As I’m trying to figure out how to take my own advice, to count what’s here and be grateful, instead of worrying about a future milestone, sales goal, or award submission, I’m thinking maybe I can package this experience into a manuscript. A helpful one. A healing one, maybe. Part transparency about the industry, part memoir. A book that reminds writers to celebrate what they put on the page, and to hold that celebration as essential, and separate, from publication.
Or… well, maybe I should just get back to those essays.
YOUR BRIGHT SIDE INVITATION: What are you working on? Are you feeling like you should be working on X, but you want to work on Y? If you’ve felt despair as a writer, what kinds of content or stories would help you feel less alone? Would you read a book that’s about the industry from a self-preservation perspective?
Feel free to leave a comment! I started this newsletter to create an intimate but accessible conversation space about creativity, grief, and the societal reset that the pandemic has offered creatives like us. I’d love to hear your thoughts. You can reply to this email to have a conversation just with me, or you can comment on the post to connect with other readers. You’re also welcome to forward this to any friends who might like it.
Dear Laura…such thoughts you share. And I can relate to all of them: yes, I think you are on to something about helping authors address that question about how much is enough? What matters most for me? Must I compare myself to others, especially when I least think I will? Happy to chat further. So many times I remind myself of why I began writing and what it has done for me and the beautiful surprises along the way that have been most unexpected. As if to remind me that books last forever, I received an email from a colleague this week who had read the book my mother wrote following her dissertation on women at mid-life, all about the myths we grow up with. It was a little known book, few copies sold though still sits on Amazon. This friend of mine told me it meant the world to her. Mom is here no longer but her words still touched one. Thinking of you.

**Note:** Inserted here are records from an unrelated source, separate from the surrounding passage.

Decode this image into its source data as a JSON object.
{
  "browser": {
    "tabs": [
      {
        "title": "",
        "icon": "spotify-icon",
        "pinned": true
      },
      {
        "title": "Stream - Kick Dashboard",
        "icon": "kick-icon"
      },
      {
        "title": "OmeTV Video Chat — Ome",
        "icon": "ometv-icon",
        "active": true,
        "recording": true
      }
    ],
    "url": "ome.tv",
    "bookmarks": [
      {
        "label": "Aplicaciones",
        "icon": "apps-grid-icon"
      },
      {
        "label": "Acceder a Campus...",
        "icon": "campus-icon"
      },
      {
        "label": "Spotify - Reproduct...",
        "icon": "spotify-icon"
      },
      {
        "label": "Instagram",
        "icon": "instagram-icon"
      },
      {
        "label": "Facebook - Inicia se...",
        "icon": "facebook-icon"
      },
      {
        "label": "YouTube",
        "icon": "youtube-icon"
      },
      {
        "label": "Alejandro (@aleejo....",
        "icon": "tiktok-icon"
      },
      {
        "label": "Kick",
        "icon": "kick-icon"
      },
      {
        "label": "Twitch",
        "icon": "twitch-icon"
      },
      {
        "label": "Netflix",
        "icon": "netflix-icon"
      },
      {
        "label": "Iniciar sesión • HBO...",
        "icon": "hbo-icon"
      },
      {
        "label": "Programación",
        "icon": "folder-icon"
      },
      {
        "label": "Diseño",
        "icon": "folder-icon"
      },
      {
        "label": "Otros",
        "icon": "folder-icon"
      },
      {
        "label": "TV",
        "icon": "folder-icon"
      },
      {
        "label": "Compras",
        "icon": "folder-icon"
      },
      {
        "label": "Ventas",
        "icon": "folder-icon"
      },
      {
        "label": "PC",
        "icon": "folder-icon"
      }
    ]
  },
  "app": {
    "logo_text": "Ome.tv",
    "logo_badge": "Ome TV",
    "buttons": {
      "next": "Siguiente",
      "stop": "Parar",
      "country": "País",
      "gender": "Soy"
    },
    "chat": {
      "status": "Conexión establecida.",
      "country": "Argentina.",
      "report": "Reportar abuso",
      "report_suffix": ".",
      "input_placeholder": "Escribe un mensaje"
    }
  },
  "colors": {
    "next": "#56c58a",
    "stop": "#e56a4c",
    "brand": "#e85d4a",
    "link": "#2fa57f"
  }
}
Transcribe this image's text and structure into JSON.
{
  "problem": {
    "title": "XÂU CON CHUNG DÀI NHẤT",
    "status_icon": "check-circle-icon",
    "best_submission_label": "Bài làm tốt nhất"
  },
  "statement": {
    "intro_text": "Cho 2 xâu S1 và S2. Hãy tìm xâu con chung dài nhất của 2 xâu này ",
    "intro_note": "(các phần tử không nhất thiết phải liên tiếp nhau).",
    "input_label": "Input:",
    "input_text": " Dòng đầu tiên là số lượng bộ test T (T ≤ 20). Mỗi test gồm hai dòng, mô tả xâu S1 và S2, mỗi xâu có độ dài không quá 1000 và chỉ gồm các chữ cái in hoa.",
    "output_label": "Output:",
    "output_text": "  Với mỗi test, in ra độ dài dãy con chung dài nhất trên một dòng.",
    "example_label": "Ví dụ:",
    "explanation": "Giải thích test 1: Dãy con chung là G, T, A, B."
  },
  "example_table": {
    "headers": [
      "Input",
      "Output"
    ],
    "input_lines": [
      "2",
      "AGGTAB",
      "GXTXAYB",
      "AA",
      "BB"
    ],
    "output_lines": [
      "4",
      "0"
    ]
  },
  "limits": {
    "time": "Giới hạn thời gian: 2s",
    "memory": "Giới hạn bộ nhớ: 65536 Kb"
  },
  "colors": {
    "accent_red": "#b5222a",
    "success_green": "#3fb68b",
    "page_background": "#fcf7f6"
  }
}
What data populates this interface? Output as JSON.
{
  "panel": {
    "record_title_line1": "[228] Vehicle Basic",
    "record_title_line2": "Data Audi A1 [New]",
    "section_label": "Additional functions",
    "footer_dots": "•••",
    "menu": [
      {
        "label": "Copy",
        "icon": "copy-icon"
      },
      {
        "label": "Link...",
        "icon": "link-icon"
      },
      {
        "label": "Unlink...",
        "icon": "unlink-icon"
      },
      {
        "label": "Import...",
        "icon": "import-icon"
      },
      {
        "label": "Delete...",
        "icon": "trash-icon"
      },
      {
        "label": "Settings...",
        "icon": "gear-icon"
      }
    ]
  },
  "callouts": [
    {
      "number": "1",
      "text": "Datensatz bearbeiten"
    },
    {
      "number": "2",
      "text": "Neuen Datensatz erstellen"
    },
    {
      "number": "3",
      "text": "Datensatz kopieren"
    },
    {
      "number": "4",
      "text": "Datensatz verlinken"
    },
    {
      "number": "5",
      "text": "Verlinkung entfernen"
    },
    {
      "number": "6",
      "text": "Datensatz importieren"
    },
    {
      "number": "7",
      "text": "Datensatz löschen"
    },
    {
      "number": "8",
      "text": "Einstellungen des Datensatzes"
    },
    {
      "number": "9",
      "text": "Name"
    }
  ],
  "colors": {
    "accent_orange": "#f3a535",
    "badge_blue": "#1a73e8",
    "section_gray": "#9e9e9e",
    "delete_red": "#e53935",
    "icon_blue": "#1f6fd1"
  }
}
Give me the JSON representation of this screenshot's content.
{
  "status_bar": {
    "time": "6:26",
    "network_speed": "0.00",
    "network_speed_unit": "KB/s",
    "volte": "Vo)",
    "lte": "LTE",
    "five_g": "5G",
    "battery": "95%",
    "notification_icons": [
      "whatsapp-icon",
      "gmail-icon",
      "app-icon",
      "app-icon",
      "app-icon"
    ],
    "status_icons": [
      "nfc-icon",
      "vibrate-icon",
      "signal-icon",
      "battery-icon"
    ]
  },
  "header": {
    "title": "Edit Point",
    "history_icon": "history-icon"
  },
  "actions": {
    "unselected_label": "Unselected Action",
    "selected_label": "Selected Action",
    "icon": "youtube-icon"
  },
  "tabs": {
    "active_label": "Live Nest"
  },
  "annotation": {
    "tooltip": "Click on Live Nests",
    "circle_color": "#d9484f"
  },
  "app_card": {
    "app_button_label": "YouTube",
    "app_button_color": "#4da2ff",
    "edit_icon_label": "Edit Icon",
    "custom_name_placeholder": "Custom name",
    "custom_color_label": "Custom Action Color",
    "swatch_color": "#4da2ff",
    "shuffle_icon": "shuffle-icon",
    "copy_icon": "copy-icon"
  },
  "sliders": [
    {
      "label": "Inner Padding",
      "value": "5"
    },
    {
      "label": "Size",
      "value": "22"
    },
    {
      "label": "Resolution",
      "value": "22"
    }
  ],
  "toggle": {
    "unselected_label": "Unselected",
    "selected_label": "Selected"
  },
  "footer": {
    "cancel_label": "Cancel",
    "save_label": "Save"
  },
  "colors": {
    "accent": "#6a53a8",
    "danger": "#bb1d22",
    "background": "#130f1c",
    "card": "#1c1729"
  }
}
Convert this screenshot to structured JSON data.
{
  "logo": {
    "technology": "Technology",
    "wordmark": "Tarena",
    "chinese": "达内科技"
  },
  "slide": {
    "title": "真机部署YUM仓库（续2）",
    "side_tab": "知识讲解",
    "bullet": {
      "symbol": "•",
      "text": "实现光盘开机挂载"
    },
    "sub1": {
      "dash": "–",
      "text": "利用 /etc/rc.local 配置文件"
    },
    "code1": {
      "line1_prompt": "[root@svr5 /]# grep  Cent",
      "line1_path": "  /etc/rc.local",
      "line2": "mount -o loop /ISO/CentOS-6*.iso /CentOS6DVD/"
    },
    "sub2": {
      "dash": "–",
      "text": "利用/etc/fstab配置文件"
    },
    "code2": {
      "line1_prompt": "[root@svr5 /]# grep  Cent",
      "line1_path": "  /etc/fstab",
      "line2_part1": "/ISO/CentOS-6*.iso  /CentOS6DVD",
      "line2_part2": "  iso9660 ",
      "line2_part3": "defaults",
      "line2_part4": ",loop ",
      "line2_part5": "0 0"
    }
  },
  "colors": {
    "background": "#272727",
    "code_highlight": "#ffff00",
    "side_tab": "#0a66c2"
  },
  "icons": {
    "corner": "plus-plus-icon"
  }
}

Dear Laura…you have such wonderful instincts and energy. I like your idea of a work to help writers celebrate the process, to not worry so much about the outcomes, the judgements etc. At age 78, I will soon see my first book published. My age helps me not worry so about the next one,though I, too, have one in the wings. I will be happy to at least see at least one that might outlast me. I try to be satisfied at that and the joy the project gave me but I have to admit the very uneasiness you mention at having what was once so private, so intimate soon be shared with the world.